47 三人と三羽での旅
その街は賑やかだった。
王都に続く街道沿いにあるということもあって立ち寄る人も多く、旅人も珍しくない。
ルシアは見慣れない街の景色に目を輝かせていた。
はぐれないように気をつけながら、街に慣れた様子のオスカーについていく。
そして、金鹿亭と書かれた看板がぶら下がっている店の前で足を止めた。
「まず食事だ。ここは何を食べてもうまい」
オスカーの馴染みの店なのだろう。自信を持って言う。
店内は大盛況だった。賑やかな空気が漂っていて、食事を楽しんでいる人たちがたくさんいた。旅人だけではなく地元民も多そうだった。
「おすすめを適当に持ってきてくれ」
オスカーが慣れた様子で店員に言って、空いている席に座る。
四角いテーブルの奥側にルシアとオスカーが並んで座り、反対側にヴィオレッタが座る。
料理が運ばれてくるのを待つ間、ヴィオレッタはうきうきとした気分で店内を眺めていた。
そして気づく。
(なんだか……すっごく注目を浴びている気がします!)
――それもそのはず。
ヴィオレッタの前に座っているのは金髪菫瞳の麗しき兄と妹。
その輝きは見慣れたヴィオレッタでさえ眩しく感じるほどだ。
シンプルな騎乗服を着ているからこそ、美しさと気品が際立っている。
あまりにもキラキラしすぎて人が近づかないほどだ。
(さすが、お兄様とルシアね)
存在そのものが華々しい。
そしてオスカーは周囲からの視線をまったく気にしていない。
ルシアは少し怯え気味だったが、料理が次々に運ばれてくると顔に嬉しそうな驚きが広がっていく。

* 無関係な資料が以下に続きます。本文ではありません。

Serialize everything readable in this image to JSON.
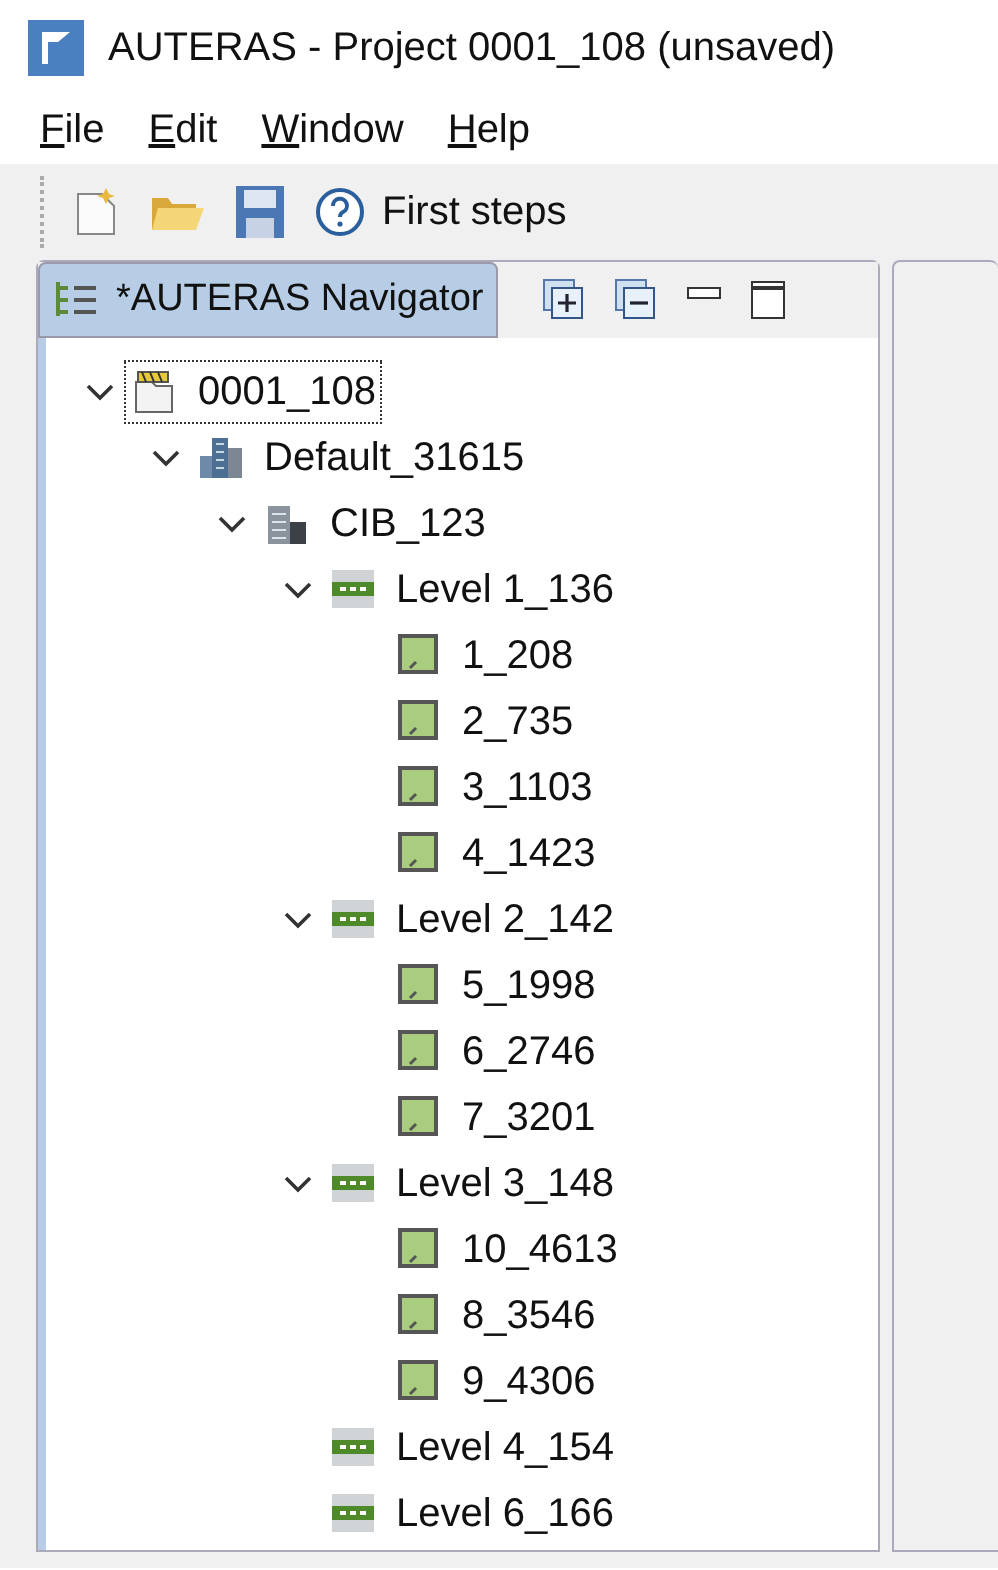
{
  "window": {
    "title": "AUTERAS - Project 0001_108 (unsaved)"
  },
  "menu": [
    "File",
    "Edit",
    "Window",
    "Help"
  ],
  "toolbar": {
    "first_steps": "First steps"
  },
  "navigator": {
    "tab_title": "*AUTERAS Navigator",
    "tree": [
      {
        "kind": "project",
        "label": "0001_108",
        "selected": true,
        "expanded": true,
        "children": [
          {
            "kind": "site",
            "label": "Default_31615",
            "selected": false,
            "expanded": true,
            "children": [
              {
                "kind": "building",
                "label": "CIB_123",
                "selected": false,
                "expanded": true,
                "children": [
                  {
                    "kind": "level",
                    "label": "Level 1_136",
                    "selected": false,
                    "expanded": true,
                    "children": [
                      {
                        "kind": "room",
                        "label": "1_208",
                        "selected": false
                      },
                      {
                        "kind": "room",
                        "label": "2_735",
                        "selected": false
                      },
                      {
                        "kind": "room",
                        "label": "3_1103",
                        "selected": false
                      },
                      {
                        "kind": "room",
                        "label": "4_1423",
                        "selected": false
                      }
                    ]
                  },
                  {
                    "kind": "level",
                    "label": "Level 2_142",
                    "selected": false,
                    "expanded": true,
                    "children": [
                      {
                        "kind": "room",
                        "label": "5_1998",
                        "selected": false
                      },
                      {
                        "kind": "room",
                        "label": "6_2746",
                        "selected": false
                      },
                      {
                        "kind": "room",
                        "label": "7_3201",
                        "selected": false
                      }
                    ]
                  },
                  {
                    "kind": "level",
                    "label": "Level 3_148",
                    "selected": false,
                    "expanded": true,
                    "children": [
                      {
                        "kind": "room",
                        "label": "10_4613",
                        "selected": false
                      },
                      {
                        "kind": "room",
                        "label": "8_3546",
                        "selected": false
                      },
                      {
                        "kind": "room",
                        "label": "9_4306",
                        "selected": false
                      }
                    ]
                  },
                  {
                    "kind": "level",
                    "label": "Level 4_154",
                    "selected": false
                  },
                  {
                    "kind": "level",
                    "label": "Level 6_166",
                    "selected": false
                  }
                ]
              }
            ]
          }
        ]
      }
    ]
  }
}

「うわぁ、美味しそう!」とルシアが歓声を上げ、ヴィオレッタも笑顔で同意した。
よく煮込まれた鹿肉のシチューと、キノコと野菜たっぷりのパイ、たくさんのハーブとスパイスで焼かれた鹿肉ロースト。
シチューは肉と野菜の旨味がたっぷり出ていて、パイはキノコと野菜の歯ごたえと風味が最高だった。

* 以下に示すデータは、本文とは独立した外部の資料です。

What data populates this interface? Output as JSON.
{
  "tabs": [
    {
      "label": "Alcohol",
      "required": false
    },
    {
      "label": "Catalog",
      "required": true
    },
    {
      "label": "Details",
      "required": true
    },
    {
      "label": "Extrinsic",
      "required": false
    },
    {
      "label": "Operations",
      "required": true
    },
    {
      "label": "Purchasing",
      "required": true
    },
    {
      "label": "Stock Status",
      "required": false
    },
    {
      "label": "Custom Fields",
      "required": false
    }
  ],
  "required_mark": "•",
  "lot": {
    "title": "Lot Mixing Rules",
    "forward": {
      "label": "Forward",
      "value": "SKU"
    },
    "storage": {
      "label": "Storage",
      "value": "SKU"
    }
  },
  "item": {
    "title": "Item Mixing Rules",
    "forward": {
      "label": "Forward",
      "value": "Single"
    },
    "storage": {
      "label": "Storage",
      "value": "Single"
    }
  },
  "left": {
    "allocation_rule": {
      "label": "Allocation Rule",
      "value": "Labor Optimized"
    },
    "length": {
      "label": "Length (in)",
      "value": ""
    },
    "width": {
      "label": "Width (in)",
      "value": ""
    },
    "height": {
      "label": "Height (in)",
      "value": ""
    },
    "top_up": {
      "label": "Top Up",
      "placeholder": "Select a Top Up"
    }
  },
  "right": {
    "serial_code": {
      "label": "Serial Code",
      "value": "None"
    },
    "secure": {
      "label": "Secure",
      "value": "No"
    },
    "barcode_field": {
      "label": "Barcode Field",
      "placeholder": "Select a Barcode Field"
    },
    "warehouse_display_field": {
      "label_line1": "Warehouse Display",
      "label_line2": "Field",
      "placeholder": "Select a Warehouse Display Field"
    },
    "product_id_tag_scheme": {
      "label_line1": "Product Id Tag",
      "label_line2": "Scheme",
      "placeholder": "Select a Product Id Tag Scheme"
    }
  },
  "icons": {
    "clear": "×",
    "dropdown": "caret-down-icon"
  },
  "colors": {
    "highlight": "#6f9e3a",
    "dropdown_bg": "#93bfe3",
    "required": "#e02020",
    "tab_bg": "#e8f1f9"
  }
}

鹿肉のローストは言わずもがな。スパイシーなのに肉はあっさりしていて甘く、いくらでも食べられそうだった。
「どうだ?」
「すごく、おいしいです!」
ヴィオレッタが心の底から言うと、オスカーは自慢げに胸を反らす。
ルシアも目を輝かせてこくこくと頷いていた。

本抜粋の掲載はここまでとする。